1926年、航空省は車輪とフロートを交換装備でき空母、重巡洋艦で運用するための複座艦隊偵察機を求める仕様O.22/26を発行したが、3年の間満足な設計案は提出されなかった。1930年、ハート原型機(J9052)の空軍による評価が終了するとJ9052は主翼折畳み機構、車輪とフロートの交換機構、カタパルト射出に対応できる機体の強化などの改造を施され、仕様O.22/26に対応した。J9052改造機は仕様O.22/26を満たすものとされ、改めて仕様19/30が発行された。
仕様19/30に基づき1931年に2機の原型機(S1677とS1678)が発注され、オスプリ(Osprey)と命名された。最初の量産型であるオスプリ Mk.Iは20機(S1679からS1698)がハートと同じ尾翼を持ち、17機(K2774からK2790)が拡大された垂直安定板と方向舵を持っていた。オスプリMk.IIはフロートがショート社製に変更されていた。重要な生産型はオスプリ Mk.IIIで、構造部材の一部がステンレス製とされ、右舷上翼内にディンギー、エンジン駆動発電機と金属製プロペラを装備し、艦隊偵察機に加え弾着観測機として使用された。オスプリ Mk.IVはエンジンがケストレルVに変更された。オスプリは138機生産された。
1931年、仕様7/31により直接協働機オーダックス(Audax)が製作された。オーダックスは機体後方まで伸ばされた排気管と主脚車軸に装備された通信筒吊り上げフックが特徴である。オーダックスは719機生産された。 また、オーダックスは南アフリカでライセンス生産されハートビー(Hartbees)と呼ばれた。ハートビーは小火器に対する追加装甲を装備している。ハートビーは69機(内4機はホーカー製見本機)が生産された。
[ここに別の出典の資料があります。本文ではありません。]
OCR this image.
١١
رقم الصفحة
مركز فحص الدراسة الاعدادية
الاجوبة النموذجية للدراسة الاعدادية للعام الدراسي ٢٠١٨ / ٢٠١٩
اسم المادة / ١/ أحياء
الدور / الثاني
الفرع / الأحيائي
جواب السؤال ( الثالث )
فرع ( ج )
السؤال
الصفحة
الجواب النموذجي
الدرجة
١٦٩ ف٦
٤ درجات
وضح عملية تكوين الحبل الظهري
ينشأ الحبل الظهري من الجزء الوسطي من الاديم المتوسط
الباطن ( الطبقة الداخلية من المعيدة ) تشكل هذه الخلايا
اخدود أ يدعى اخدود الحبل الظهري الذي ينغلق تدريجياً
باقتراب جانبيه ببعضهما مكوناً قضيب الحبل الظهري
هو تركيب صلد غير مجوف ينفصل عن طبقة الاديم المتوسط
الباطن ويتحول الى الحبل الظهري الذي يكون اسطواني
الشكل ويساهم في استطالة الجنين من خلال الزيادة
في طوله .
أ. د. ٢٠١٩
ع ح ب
1934年、イラクでの航空警察任務を行うためハートにサバイバルキットと水容器を搭載し、熱帯用ラジエターと通信筒吊り上げフックを装備したハーディ(Hardy)が製作された。エンジンはケストレル1B3。ハーディは48機が生産された。
1934年、仕様G.7/34によりハインド(Hind)が開発され、9月に初飛行した。ハインドは640馬力のケストレルVエンジンを装備し、平臥式爆撃手席の装備、テイルスキッドを尾輪へ変更、デモンと同様に後部銃手席を下方へ切り欠きなどの改設計が行われた。量産型のハインドでは夜間作戦時の排気炎による眩惑軽減のため排気管が「羊の角(ram's horn)」型に変更された。ハインドは582機が生産され、1935年から47の爆撃飛行隊で使用された。ハインドは582機生産された。
仕様14/35に応じて製作された最後のハート派生型がヘクター(Hector)直接協働機である。ヘクターは上翼の後退角がなく直線翼となっている。エンジンは空冷805馬力のネイピア ダガーIIIMSを装備している。ヘクターは179機が生産された。